Overall the covid numbers have been on the rise. For some reason Dallas county and Utah are among the highest places in the US where cases are climbing. They talk about schools in the fall and what it will look like. Desks being farther apart and kids in masks. I know this has been going on for months now, but it often strikes me as weird. I walk through grocery stores and every single person has their mask on and all I can see are eyes and sometimes it makes me laugh out loud, and sometimes it makes me cry. And I wonder, when it all be over? I mean, over over! Like, no masks, people able to attend large sporting events in mass numbers, date nights to restaurants and international travel without quarantine upon arrival. Will it ever end? What will it take to get us to that point? It seems like surely once we get a vaccine this will end. But how long until that point?


And I wonder about my calling. My calling that I have been so excited for! What if this goes on for years, will I get released as soon as this is over? And if so, how will I use this time? How does God want me to serve these girls during this time? What can I learn form them right now, while we're all separated? And I think of girls camp next year, will there be one? Only He knows, but I really hope so! And I wonder about my SHINE project, will I ever get to use it? Heck, will it ever come into fruition? I wonder also, will the Savior come back before this covid business is over? There is talk of His return, when will that be? And how is Covid a part of it? Because I believe, deeply, that on some level this is a way to prepare the world for His coming. I don't know why, or how, but I do believe it! Maybe it's just a way to prepare individuals, personally! A way of sifting the wheat from the tares, so to speak.

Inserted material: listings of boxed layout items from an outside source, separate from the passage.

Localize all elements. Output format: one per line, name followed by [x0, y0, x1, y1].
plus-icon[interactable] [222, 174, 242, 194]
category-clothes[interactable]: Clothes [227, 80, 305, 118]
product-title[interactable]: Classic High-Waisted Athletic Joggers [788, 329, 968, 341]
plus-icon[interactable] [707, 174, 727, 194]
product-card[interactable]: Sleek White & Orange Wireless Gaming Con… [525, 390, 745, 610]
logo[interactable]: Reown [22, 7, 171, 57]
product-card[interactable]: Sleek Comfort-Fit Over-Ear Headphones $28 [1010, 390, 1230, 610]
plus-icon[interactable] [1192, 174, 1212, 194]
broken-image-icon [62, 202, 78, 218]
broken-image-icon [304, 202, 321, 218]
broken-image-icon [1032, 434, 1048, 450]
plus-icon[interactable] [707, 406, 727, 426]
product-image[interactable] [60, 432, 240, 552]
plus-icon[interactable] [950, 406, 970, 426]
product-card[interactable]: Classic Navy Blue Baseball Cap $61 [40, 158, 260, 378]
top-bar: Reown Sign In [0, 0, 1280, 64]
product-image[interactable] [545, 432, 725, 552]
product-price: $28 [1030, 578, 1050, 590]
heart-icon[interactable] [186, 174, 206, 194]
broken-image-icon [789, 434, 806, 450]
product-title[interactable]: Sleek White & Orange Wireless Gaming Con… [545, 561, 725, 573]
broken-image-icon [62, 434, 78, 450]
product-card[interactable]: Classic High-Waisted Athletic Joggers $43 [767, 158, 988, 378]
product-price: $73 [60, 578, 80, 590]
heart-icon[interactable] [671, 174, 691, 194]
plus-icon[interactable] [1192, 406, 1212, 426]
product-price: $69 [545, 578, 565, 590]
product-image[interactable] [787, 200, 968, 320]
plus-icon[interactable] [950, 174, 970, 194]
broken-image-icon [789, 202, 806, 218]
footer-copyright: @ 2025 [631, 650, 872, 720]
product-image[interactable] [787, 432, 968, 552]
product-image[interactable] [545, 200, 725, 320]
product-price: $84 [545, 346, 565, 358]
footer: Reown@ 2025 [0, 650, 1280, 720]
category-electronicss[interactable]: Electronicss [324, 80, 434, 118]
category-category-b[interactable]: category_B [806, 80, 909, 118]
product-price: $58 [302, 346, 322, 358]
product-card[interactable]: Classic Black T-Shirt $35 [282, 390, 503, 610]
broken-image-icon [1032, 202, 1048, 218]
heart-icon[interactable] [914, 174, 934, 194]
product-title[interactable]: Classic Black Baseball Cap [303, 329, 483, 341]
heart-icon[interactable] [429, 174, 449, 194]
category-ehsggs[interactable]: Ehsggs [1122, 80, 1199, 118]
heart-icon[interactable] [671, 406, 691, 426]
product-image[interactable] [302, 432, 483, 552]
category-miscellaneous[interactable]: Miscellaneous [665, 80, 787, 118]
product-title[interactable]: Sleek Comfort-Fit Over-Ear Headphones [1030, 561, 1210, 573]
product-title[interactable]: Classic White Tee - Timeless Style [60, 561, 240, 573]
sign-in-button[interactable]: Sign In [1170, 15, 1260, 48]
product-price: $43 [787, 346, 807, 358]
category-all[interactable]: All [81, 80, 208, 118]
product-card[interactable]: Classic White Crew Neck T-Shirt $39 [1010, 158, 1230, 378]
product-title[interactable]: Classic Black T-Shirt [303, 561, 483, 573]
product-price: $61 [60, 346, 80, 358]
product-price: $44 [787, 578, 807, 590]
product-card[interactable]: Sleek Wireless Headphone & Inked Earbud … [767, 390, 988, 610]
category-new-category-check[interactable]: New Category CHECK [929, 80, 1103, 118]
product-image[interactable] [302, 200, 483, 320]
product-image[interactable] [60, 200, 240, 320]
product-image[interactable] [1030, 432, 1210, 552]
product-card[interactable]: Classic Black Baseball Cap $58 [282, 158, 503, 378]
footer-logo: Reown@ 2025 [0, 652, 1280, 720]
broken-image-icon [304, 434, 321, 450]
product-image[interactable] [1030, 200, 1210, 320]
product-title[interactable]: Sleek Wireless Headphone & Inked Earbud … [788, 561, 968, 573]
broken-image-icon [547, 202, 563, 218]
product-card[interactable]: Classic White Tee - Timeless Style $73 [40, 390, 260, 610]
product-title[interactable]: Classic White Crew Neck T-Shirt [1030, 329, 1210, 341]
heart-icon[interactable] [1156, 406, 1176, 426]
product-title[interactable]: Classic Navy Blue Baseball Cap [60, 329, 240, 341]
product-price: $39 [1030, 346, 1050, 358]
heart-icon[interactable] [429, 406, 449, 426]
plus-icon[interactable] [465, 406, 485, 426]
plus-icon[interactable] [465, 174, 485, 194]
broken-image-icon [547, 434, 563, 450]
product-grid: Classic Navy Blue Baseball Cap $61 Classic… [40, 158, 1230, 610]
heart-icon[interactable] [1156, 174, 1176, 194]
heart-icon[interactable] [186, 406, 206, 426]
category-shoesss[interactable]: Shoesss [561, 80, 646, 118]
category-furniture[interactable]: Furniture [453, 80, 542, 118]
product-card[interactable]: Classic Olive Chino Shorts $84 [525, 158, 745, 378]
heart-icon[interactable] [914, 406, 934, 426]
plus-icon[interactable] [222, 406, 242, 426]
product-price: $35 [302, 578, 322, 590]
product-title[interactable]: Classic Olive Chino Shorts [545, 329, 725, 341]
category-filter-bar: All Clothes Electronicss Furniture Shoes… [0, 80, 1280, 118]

And speaking of the SHINE project, I am using that for my 150 thing for the young women's. This year marks 150 years since the young women's organization was founded and the church sent out this little video.


So I want to spend 150 hours on SHINE before November 15th. Because even thought I don't know when, or if I will ever get to use SHINE the way I have envisioned it, it's my dream right now. It's what I want to do! And if I write it off right now because of covid, and then there comes a time when we are together again, and I could use it, I will be so sad that I didn't!


So I am off, to work on my 150 hours of my SHINE project. The first three chapters are coming together so nicely!